The viral RNA-dependent RNA polymerase replicates the viral genome. It uses positive-sense RNA as a template to create complementary negative-sense RNA strands, which serve as templates for synthesizing new positive-sense RNA copies. These new RNA genomes and viral proteins assemble into new viral particles. Assembled polioviruses are released from the host cell, usually within 4 to 6 hours, often involving lysis, or bursting, of the infected cell. A single infected cell can release up to 10,000 new virus particles upon lysis.
Cellular Impact and Disease
The poliovirus replication cycle within a host cell is detrimental, leading to cellular damage and destruction. As the virus redirects cell resources to produce its components, it disrupts normal metabolic processes, including cellular protein and RNA synthesis. This hijacking results in a cytopathic effect, causing visible changes and damage to the infected cell. The accumulation of new viral particles and disruption of cellular functions lead to the lysis, or bursting, of the host cell.
When this cellular destruction occurs in motor neurons, the consequences can be severe. Poliovirus specifically targets motor neuron cell bodies in the anterior horn of the spinal cord. The destruction of these neurons interrupts signals from the brain to skeletal muscles, which are necessary for voluntary movement. This interruption can result in muscle weakness and, in severe cases, acute flaccid paralysis. Affected muscles, deprived of nerve signals, lose function and can atrophy.
Most poliovirus infections are asymptomatic or cause only mild, non-paralytic symptoms.
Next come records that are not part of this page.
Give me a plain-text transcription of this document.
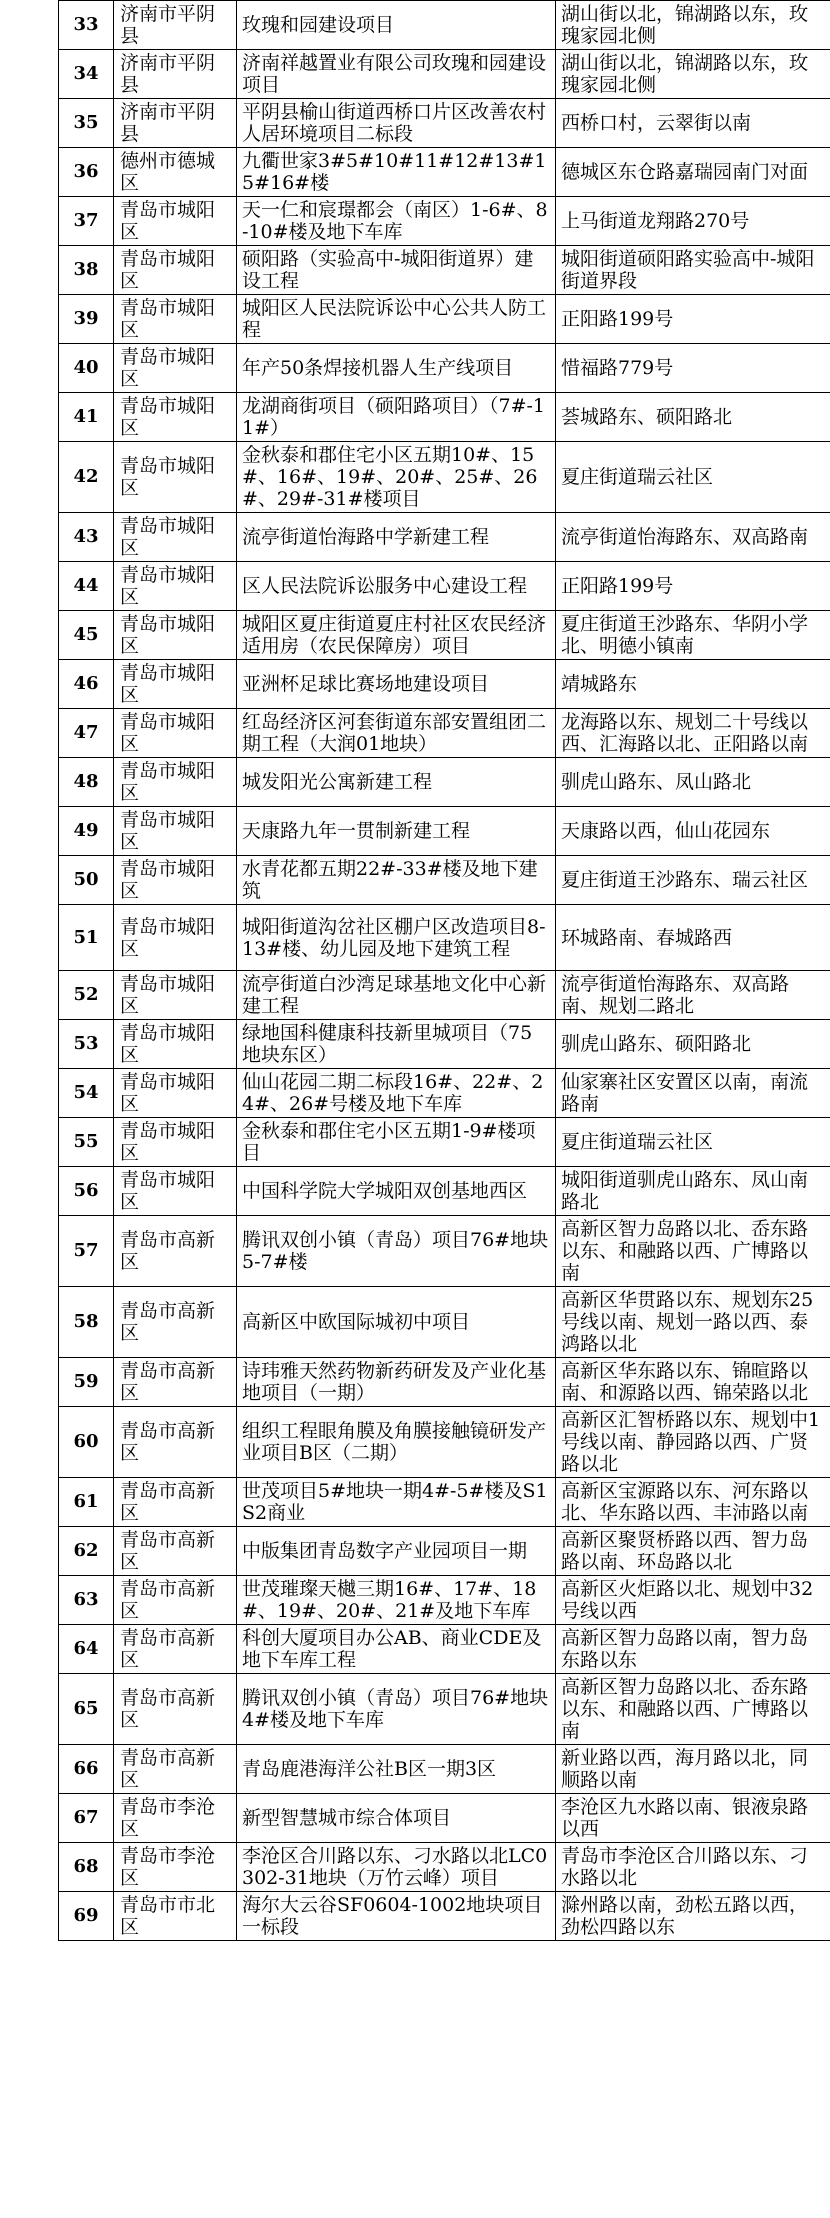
33	济南市平阴县	玫瑰和园建设项目	湖山街以北，锦湖路以东，玫瑰家园北侧
34	济南市平阴县	济南祥越置业有限公司玫瑰和园建设项目	湖山街以北，锦湖路以东，玫瑰家园北侧
35	济南市平阴县	平阴县榆山街道西桥口片区改善农村人居环境项目二标段	西桥口村，云翠街以南
36	德州市德城区	九衢世家3#5#10#11#12#13#15#16#楼	德城区东仓路嘉瑞园南门对面
37	青岛市城阳区	天一仁和宸璟都会（南区）1-6#、8-10#楼及地下车库	上马街道龙翔路270号
38	青岛市城阳区	硕阳路（实验高中-城阳街道界）建设工程	城阳街道硕阳路实验高中-城阳街道界段
39	青岛市城阳区	城阳区人民法院诉讼中心公共人防工程	正阳路199号
40	青岛市城阳区	年产50条焊接机器人生产线项目	惜福路779号
41	青岛市城阳区	龙湖商街项目（硕阳路项目）（7#-11#）	荟城路东、硕阳路北
42	青岛市城阳区	金秋泰和郡住宅小区五期10#、15#、16#、19#、20#、25#、26#、29#-31#楼项目	夏庄街道瑞云社区
43	青岛市城阳区	流亭街道怡海路中学新建工程	流亭街道怡海路东、双高路南
44	青岛市城阳区	区人民法院诉讼服务中心建设工程	正阳路199号
45	青岛市城阳区	城阳区夏庄街道夏庄村社区农民经济适用房（农民保障房）项目	夏庄街道王沙路东、华阴小学北、明德小镇南
46	青岛市城阳区	亚洲杯足球比赛场地建设项目	靖城路东
47	青岛市城阳区	红岛经济区河套街道东部安置组团二期工程（大润01地块）	龙海路以东、规划二十号线以西、汇海路以北、正阳路以南
48	青岛市城阳区	城发阳光公寓新建工程	驯虎山路东、凤山路北
49	青岛市城阳区	天康路九年一贯制新建工程	天康路以西，仙山花园东
50	青岛市城阳区	水青花都五期22#-33#楼及地下建筑	夏庄街道王沙路东、瑞云社区
51	青岛市城阳区	城阳街道沟岔社区棚户区改造项目8-13#楼、幼儿园及地下建筑工程	环城路南、春城路西
52	青岛市城阳区	流亭街道白沙湾足球基地文化中心新建工程	流亭街道怡海路东、双高路南、规划二路北
53	青岛市城阳区	绿地国科健康科技新里城项目（75地块东区）	驯虎山路东、硕阳路北
54	青岛市城阳区	仙山花园二期二标段16#、22#、24#、26#号楼及地下车库	仙家寨社区安置区以南，南流路南
55	青岛市城阳区	金秋泰和郡住宅小区五期1-9#楼项目	夏庄街道瑞云社区
56	青岛市城阳区	中国科学院大学城阳双创基地西区	城阳街道驯虎山路东、凤山南路北
57	青岛市高新区	腾讯双创小镇（青岛）项目76#地块5-7#楼	高新区智力岛路以北、岙东路以东、和融路以西、广博路以南
58	青岛市高新区	高新区中欧国际城初中项目	高新区华贯路以东、规划东25号线以南、规划一路以西、泰鸿路以北
59	青岛市高新区	诗玮雅天然药物新药研发及产业化基地项目（一期）	高新区华东路以东、锦暄路以南、和源路以西、锦荣路以北
60	青岛市高新区	组织工程眼角膜及角膜接触镜研发产业项目B区（二期）	高新区汇智桥路以东、规划中1号线以南、静园路以西、广贤路以北
61	青岛市高新区	世茂项目5#地块一期4#-5#楼及S1S2商业	高新区宝源路以东、河东路以北、华东路以西、丰沛路以南
62	青岛市高新区	中版集团青岛数字产业园项目一期	高新区聚贤桥路以西、智力岛路以南、环岛路以北
63	青岛市高新区	世茂璀璨天樾三期16#、17#、18#、19#、20#、21#及地下车库	高新区火炬路以北、规划中32号线以西
64	青岛市高新区	科创大厦项目办公AB、商业CDE及地下车库工程	高新区智力岛路以南，智力岛东路以东
65	青岛市高新区	腾讯双创小镇（青岛）项目76#地块4#楼及地下车库	高新区智力岛路以北、岙东路以东、和融路以西、广博路以南
66	青岛市高新区	青岛鹿港海洋公社B区一期3区	新业路以西，海月路以北，同顺路以南
67	青岛市李沧区	新型智慧城市综合体项目	李沧区九水路以南、银液泉路以西
68	青岛市李沧区	李沧区合川路以东、刁水路以北LC0302-31地块（万竹云峰）项目	青岛市李沧区合川路以东、刁水路以北
69	青岛市市北区	海尔大云谷SF0604-1002地块项目一标段	滁州路以南，劲松五路以西，劲松四路以东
Less than 1% of infections result in paralytic poliomyelitis. When paralysis occurs, it is a direct consequence of irreversible motor neuron damage and death. The inability of affected nerve cells to regenerate means the loss of muscle function can be permanent.
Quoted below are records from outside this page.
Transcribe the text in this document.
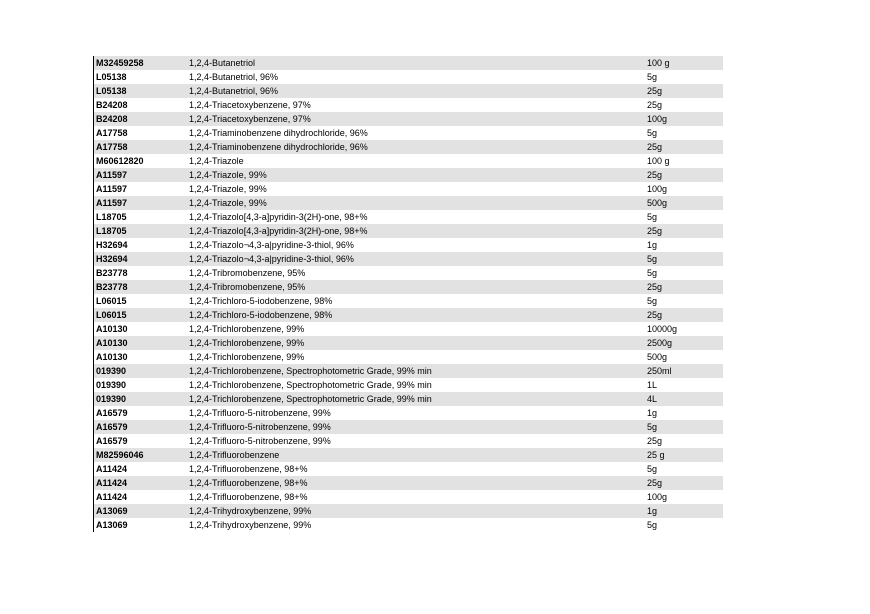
M32459258	1,2,4-Butanetriol	100 g
L05138	1,2,4-Butanetriol, 96%	5g
L05138	1,2,4-Butanetriol, 96%	25g
B24208	1,2,4-Triacetoxybenzene, 97%	25g
B24208	1,2,4-Triacetoxybenzene, 97%	100g
A17758	1,2,4-Triaminobenzene dihydrochloride, 96%	5g
A17758	1,2,4-Triaminobenzene dihydrochloride, 96%	25g
M60612820	1,2,4-Triazole	100 g
A11597	1,2,4-Triazole, 99%	25g
A11597	1,2,4-Triazole, 99%	100g
A11597	1,2,4-Triazole, 99%	500g
L18705	1,2,4-Triazolo[4,3-a]pyridin-3(2H)-one, 98+%	5g
L18705	1,2,4-Triazolo[4,3-a]pyridin-3(2H)-one, 98+%	25g
H32694	1,2,4-Triazolo¬4,3-a|pyridine-3-thiol, 96%	1g
H32694	1,2,4-Triazolo¬4,3-a|pyridine-3-thiol, 96%	5g
B23778	1,2,4-Tribromobenzene, 95%	5g
B23778	1,2,4-Tribromobenzene, 95%	25g
L06015	1,2,4-Trichloro-5-iodobenzene, 98%	5g
L06015	1,2,4-Trichloro-5-iodobenzene, 98%	25g
A10130	1,2,4-Trichlorobenzene, 99%	10000g
A10130	1,2,4-Trichlorobenzene, 99%	2500g
A10130	1,2,4-Trichlorobenzene, 99%	500g
019390	1,2,4-Trichlorobenzene, Spectrophotometric Grade, 99% min	250ml
019390	1,2,4-Trichlorobenzene, Spectrophotometric Grade, 99% min	1L
019390	1,2,4-Trichlorobenzene, Spectrophotometric Grade, 99% min	4L
A16579	1,2,4-Trifluoro-5-nitrobenzene, 99%	1g
A16579	1,2,4-Trifluoro-5-nitrobenzene, 99%	5g
A16579	1,2,4-Trifluoro-5-nitrobenzene, 99%	25g
M82596046	1,2,4-Trifluorobenzene	25 g
A11424	1,2,4-Trifluorobenzene, 98+%	5g
A11424	1,2,4-Trifluorobenzene, 98+%	25g
A11424	1,2,4-Trifluorobenzene, 98+%	100g
A13069	1,2,4-Trihydroxybenzene, 99%	1g
A13069	1,2,4-Trihydroxybenzene, 99%	5g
Polio Cells in Scientific Advancement
Growing poliovirus in laboratory cell cultures marked a breakthrough in understanding the virus and developing vaccines. Before this, studying poliovirus relied on animal models, which were costly, ethically complex, and often yielded inconsistent results. In 1949, John Enders, Thomas Weller, and Frederick Robbins successfully cultivated poliovirus in non-nervous human tissue in a test tube, an effort recognized with a Nobel Prize. This demonstrated the virus could be grown outside live animals, paving the way for controlled research.
Jonas Salk and his team at the University of Pittsburgh found that poliovirus could be propagated on a large scale using monkey kidney cells. These cell cultures provided an abundant virus source, enabling scientists to study its life cycle, interaction with host cells, and behavior. Mass production of poliovirus in these cell lines aided the development of the inactivated polio vaccine (IPV). The virus grown in these cultures could be chemically inactivated, creating a safe vaccine that induced immunity without causing disease.
HeLa cells, derived from Henrietta Lacks’ cervical cancer cells in 1951, also proved instrumental. HeLa cells could divide indefinitely in a laboratory setting, making them an “immortal” cell line. Scientists discovered HeLa cells were susceptible to poliovirus infection and could produce vast quantities of the virus. This prolific nature made HeLa cells invaluable for large-scale vaccine testing and production, accelerating the development and widespread distribution of both inactivated and oral polio vaccines. The use of these cell lines revolutionized virology, providing the foundation for controlling and nearly eradicating poliomyelitis globally.